Im 11 and live in St. Charles, IL. Chicago is around 1 1/2 hours away from me.


----------



## kellyisacubingmom (Nov 19, 2017)

anair99 said:


> Hello, I am a new member. Looking for cubing clubs for my 10yr old around Chicagoland area. He is very interested in getting into some competition on 3x3. He currently averages about 1min. I am encouraging him to practice more. Please let me know if there are cubing clubs around this area. Thank you.


I have a 12 year old speed cuber in McHenry County, just NW of the city. I am looking for a group for him to join, or I would be willing to start one. We are willing to travel, or I run a swim school that has an event room that could be used for meetings free of charge!


----------



## kprox1994 (Nov 20, 2017)

kellyisacubingmom said:


> I have a 12 year old speed cuber in McHenry County, just NW of the city. I am looking for a group for him to join, or I would be willing to start one.
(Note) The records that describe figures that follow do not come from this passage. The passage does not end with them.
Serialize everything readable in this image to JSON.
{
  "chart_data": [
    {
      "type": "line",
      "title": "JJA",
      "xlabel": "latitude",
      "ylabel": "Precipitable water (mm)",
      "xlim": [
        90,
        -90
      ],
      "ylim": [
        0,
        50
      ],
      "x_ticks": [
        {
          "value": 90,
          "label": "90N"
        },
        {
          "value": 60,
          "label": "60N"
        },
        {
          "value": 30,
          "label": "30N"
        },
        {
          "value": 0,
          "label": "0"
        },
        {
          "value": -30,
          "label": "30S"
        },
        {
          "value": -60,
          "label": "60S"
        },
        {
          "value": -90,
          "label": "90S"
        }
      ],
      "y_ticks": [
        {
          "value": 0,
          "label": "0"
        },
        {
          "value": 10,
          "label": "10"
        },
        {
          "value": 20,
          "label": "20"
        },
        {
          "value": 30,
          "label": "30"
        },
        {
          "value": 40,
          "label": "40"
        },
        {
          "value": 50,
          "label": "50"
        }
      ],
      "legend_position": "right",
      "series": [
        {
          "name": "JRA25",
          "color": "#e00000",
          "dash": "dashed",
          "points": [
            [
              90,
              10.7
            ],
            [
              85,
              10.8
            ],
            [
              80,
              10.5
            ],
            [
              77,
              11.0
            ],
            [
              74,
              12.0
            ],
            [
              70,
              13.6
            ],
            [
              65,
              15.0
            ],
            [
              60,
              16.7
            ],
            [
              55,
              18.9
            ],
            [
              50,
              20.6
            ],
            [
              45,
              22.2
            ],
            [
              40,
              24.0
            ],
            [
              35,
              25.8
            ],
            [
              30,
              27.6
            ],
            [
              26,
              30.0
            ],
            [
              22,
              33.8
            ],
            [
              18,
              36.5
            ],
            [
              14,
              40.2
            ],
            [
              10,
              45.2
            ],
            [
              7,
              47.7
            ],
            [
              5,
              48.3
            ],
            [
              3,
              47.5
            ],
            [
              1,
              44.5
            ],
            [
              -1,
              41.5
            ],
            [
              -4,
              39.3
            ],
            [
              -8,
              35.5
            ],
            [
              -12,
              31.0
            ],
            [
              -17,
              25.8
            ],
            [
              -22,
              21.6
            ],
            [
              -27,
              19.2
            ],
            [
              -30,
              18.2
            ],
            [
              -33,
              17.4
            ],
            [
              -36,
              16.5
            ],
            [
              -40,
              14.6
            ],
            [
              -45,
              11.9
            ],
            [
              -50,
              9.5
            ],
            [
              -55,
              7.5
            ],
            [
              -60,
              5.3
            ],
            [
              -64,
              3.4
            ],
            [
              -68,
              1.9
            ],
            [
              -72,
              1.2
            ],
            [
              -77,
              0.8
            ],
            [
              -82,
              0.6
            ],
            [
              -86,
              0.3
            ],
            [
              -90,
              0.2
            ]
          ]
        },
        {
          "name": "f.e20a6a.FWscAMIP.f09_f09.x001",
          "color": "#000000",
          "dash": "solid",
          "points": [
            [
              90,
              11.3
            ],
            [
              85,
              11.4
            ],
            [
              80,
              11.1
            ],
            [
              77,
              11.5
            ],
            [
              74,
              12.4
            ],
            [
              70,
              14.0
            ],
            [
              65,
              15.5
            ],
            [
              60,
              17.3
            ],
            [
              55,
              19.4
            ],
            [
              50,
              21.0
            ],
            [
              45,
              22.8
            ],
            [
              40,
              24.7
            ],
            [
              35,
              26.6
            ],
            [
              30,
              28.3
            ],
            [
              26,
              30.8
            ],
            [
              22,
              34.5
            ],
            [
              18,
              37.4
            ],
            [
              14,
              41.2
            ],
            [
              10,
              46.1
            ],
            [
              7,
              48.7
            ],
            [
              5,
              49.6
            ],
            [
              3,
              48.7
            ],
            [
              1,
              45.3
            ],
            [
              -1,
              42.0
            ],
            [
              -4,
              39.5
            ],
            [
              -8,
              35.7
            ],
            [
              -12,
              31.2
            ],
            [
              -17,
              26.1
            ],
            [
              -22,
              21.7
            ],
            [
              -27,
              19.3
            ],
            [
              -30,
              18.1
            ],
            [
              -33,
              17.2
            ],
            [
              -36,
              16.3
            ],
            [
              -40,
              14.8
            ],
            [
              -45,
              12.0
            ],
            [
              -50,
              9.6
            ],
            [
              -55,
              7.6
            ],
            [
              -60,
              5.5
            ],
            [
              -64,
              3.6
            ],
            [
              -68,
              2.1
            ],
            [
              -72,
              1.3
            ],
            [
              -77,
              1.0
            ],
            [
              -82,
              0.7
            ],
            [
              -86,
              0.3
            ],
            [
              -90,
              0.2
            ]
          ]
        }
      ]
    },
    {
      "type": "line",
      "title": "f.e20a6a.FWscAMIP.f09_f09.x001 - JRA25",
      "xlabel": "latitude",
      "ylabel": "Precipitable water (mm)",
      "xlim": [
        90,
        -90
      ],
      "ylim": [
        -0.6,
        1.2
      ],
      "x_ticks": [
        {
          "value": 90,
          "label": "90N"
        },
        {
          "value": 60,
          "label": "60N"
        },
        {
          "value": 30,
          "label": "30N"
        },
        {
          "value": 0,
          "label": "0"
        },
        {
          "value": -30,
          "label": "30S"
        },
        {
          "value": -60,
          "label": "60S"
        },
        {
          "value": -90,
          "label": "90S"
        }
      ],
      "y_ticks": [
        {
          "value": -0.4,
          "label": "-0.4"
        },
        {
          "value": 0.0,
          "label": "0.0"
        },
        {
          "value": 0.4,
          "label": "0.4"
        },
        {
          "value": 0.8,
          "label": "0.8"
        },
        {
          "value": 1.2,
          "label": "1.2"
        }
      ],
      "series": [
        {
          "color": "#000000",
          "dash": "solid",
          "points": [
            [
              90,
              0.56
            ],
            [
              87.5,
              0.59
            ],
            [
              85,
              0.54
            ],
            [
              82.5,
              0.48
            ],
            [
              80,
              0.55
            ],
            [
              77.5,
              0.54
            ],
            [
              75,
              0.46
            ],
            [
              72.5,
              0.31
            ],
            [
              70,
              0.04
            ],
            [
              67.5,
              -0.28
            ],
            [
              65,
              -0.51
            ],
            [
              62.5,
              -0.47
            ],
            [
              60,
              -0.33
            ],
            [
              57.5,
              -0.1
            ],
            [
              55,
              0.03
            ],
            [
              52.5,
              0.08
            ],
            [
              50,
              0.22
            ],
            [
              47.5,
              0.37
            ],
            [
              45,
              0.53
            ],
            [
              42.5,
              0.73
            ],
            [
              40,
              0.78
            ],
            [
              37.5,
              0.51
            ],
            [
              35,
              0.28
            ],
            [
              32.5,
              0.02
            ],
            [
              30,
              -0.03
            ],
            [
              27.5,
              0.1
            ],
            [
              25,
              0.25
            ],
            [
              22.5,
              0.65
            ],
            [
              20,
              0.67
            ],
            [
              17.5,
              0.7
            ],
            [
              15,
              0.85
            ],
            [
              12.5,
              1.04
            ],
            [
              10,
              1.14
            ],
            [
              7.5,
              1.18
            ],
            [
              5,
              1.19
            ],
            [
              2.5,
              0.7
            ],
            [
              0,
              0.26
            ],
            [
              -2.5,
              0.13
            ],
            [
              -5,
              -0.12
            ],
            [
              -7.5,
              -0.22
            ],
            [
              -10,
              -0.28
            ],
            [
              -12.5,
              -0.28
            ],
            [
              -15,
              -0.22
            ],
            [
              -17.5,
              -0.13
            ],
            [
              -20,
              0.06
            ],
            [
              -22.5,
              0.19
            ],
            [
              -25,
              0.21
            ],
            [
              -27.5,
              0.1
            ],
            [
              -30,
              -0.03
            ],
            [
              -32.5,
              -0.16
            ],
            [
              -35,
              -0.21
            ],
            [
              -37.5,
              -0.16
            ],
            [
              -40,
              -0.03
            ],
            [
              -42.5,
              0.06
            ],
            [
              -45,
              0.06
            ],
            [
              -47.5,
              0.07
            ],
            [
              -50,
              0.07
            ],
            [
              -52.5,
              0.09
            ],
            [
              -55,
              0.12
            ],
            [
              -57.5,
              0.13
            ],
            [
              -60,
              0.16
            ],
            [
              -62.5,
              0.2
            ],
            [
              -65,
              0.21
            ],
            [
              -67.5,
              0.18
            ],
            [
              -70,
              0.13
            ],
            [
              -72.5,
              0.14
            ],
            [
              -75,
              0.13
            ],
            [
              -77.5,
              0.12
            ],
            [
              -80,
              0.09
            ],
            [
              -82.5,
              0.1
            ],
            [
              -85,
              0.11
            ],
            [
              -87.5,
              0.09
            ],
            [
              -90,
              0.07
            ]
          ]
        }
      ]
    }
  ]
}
We are willing to travel, or I run a swim school that has an event room that could be used for meetings free of charge!



There was 2 competitions recently in Chicago, one in September and one in October, There's a Dixon Competition the first weekend in December which would be less than 2 hours from you.


----------



## cubemom (Feb 19, 2018)

anair99 said:


> Hello, I am a new member. Looking for cubing clubs for my 10yr old around Chicagoland area. He is very interested in getting into some competition on 3x3. He currently averages about 1min. I am encouraging him to practice more. Please let me know if there are cubing clubs around this area. Thank you.


 

I know this post is old but my 10 year old is also looking for cubing clubs in the Chicago area. Did you ever find one?


----------